Figure 5: Categories of ESSER funds already expended or allocated for use

Source: Department of Education ESSER Transparency Portal.

  • Districts need more time, more resources, and more accountability to alleviate pandemic-induced learning loss. Jens Ludwig and Jonathan Guryan make the case in their AESG chapter on pandemic learning loss that the federal government can do three things to effectively help students make up ground lost in academic progress since 2020. First, schools need more time to spend their funds. Districts were slow to start spending their allocations, and placing an arbitrary deadline of September 2024 to spend ESSER funds incentivizes districts to spend funds in ways that meet this deadline rather than in ways that most effectively help students over the long term. Second, schools need more resources. As noted above, ESSER funds represent a small share of K–12 schools’ annual funding, and even the latest ARP funds were appropriated before the magnitude of pandemic learning loss was fully appreciated. The federal government should offer support on a scale that matches the size of the problem students face. Finally, many steps districts need to take to effectively address learning loss may not be easy—such as changing HR models or the structure of school days—and the federal government should provide districts with accountability and other nudges to help schools make these choices that are difficult in the short run but beneficial to students over the long term.

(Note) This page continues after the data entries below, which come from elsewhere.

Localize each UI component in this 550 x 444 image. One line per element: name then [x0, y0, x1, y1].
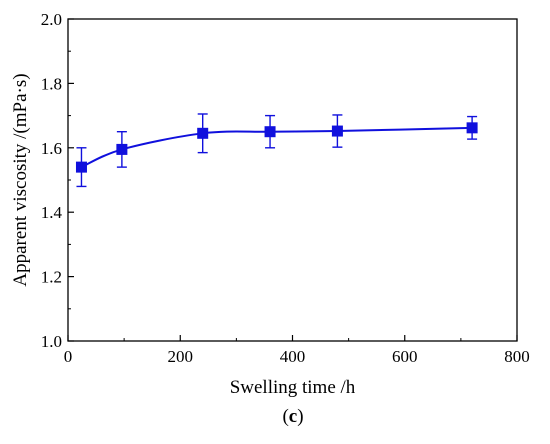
- x-tick-label: 400: [280, 347, 306, 366]
- series-line: [81, 126, 473, 169]
- y-axis-label: Apparent viscosity /(mPa·s): [10, 73, 31, 286]
- data-point: [331, 125, 343, 137]
- panel-letter: c: [289, 406, 297, 427]
- panel-label: (c): [282, 406, 303, 427]
- panel-close-paren: ): [297, 406, 303, 427]
- x-tick-label: 600: [392, 347, 418, 366]
- y-tick-label: 1.6: [41, 139, 62, 158]
- x-tick-label: 800: [504, 347, 530, 366]
- x-axis-label: Swelling time /h: [230, 377, 356, 398]
- y-tick-label: 1.8: [41, 74, 62, 93]
- y-tick-label: 1.2: [41, 268, 62, 287]
- y-tick-label: 1.0: [41, 332, 62, 351]
- panel-open-paren: (: [282, 406, 288, 427]
- y-tick-label: 1.4: [41, 203, 63, 222]
- data-point: [197, 127, 209, 139]
- plot-marks: [75, 113, 478, 188]
- data-point: [116, 143, 128, 155]
- plot-frame: [67, 18, 518, 342]
- y-tick-label: 2.0: [41, 10, 62, 29]
- x-tick-label: 0: [64, 347, 73, 366]
- data-point: [75, 161, 87, 173]
- axis-ticks: 0 200 400 600 800 1.0 1.2 1.4 1.6 1.8 2.0: [41, 10, 530, 366]
- x-tick-label: 200: [168, 347, 194, 366]
- data-point: [466, 122, 478, 134]
- data-point: [264, 126, 276, 138]
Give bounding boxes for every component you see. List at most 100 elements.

The destruction to educational progress among America’s youngest students will be one of the most profound, long-lasting effects of COVID-19. If it is left unaddressed, as these students today reach adulthood, American families will be less economically secure, and the American economy will be less productive and less globally competitive. Yet, policies today are dictated by deadlines set years ago and funding allocated before the scope of the problem was fully known. Providing schools with more time, more resources, and more accountability to help students get back on track is one of the most important ways policymakers can help create a generation equipped to meet the challenges it will face.